PFIZER had decided to terminate its $160 bn merger with Allergan, a person familiar with the matter said, marking an end to the largest yet health care acquisition as officials in Washington crack down on corporate inversions.
Pfizer would need to pay a $400m fee to Allergan for expenses relating to the deal, the person said, asking not to be identified as the information is private.
Allergan, which is run from New Jersey, but has a legal domicile in Dublin, agreed last year to merge with Pfizer in a deal that would have given the New York-based company a foreign address and a lower tax rate.
The decision represents a victory for President Barack Obama, whose administration on Monday proposed tougher-than-expected new rules aimed at making inversions like the Pfizer-Allergan deal harder to achieve. In an inversion, a US company shifts its tax address overseas. In the Pfizer-Allergan deal, the new company would have been located in Ireland.
The treasury department said on Monday that new rules would limit companies’ ability to participate in inversion transactions if they had already done them within the past 36 months.

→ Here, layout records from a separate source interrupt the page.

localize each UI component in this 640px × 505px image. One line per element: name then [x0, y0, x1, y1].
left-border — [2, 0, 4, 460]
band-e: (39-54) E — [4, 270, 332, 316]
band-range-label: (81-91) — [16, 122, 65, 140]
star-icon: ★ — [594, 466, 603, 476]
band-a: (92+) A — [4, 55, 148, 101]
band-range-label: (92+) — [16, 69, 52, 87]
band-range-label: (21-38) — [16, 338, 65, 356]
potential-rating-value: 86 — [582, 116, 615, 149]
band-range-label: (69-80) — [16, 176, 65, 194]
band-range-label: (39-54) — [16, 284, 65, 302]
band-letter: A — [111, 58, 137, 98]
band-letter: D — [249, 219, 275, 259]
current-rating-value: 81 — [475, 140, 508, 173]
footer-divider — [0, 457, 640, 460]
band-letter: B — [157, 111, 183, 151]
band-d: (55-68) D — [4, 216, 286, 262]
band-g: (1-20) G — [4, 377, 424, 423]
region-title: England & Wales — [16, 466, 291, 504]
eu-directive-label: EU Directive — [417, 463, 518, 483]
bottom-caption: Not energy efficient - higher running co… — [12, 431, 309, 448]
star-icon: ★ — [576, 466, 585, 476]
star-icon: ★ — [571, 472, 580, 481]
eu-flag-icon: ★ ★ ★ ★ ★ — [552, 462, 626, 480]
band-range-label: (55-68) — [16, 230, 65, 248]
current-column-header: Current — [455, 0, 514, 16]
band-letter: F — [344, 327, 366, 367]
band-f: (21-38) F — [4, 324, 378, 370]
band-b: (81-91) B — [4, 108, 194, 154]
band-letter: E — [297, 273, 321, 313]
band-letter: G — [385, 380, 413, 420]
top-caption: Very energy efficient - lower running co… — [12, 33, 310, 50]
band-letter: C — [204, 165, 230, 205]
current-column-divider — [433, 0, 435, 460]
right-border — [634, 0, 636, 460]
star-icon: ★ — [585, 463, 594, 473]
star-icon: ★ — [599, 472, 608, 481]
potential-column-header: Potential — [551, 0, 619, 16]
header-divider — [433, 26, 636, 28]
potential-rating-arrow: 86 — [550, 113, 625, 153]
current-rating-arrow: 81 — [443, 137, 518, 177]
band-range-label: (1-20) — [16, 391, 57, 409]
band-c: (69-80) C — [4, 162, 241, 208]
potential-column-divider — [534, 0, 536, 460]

Allergan has been involved in several such acquisitions in that time frame.
Representatives for Pfizer and Allergan declined to comment.
Before April 4, Allergan “was a great fit”, Bloomberg Intelligence analyst Asthika Goonewardene said. But, the new policies would have stretched the combined entity’s ability to garner the favourable Irish tax rate, he said.
Pfizer had been examining how it might be able to challenge the new rules, people with knowledge of the matter said earlier. From the moment it was announced last November, the Pfizer-Allergan transaction drew criticism from US public officials and from both Democratic and Republican presidential candidates. Mr Obama on Tuesday told reporters that inversions make “hardworking Americans feel like the deck is stacked against them”. Since the first inversion in 1982, 53 US companies have shifted their tax addresses offshore — 22 of them since 2012.
Pfizer has said it has strategic reasons for pursuing the acquisition, although it would also help the company escape the US’s 35% tax rate, which applies to profits made anywhere in the world.
Ever since a tax law change in 2004, the main way US companies have been able to claim a foreign address has been to buy a smaller company abroad and adopt its domicile. The law requires the foreign company to be at least one-fourth the size of the US one.
Monday’s proposed rule tightens that restriction by saying if a foreign firm has bulked up through mergers with other US companies in the past three years, as Allergan has, that additional bulk is not counted towards its size. Treasury officials have said they were not targeting any particular taxpayers with the new rule.
CNBC reported earlier that the two companies would mutually end their planned merger, without naming its sources.
Buying Allergan would have given Pfizer medications to add to its specialty drug unit.
In 2014, Pfizer abandoned its effort to buy AstraZeneca after its UK competitor rejected its offer.
Allergan’s shares slumped 15% to $236.55 in New York on Tuesday on concerns about the effect of the new rules. Pfizer closed 2.1% higher at $31.36.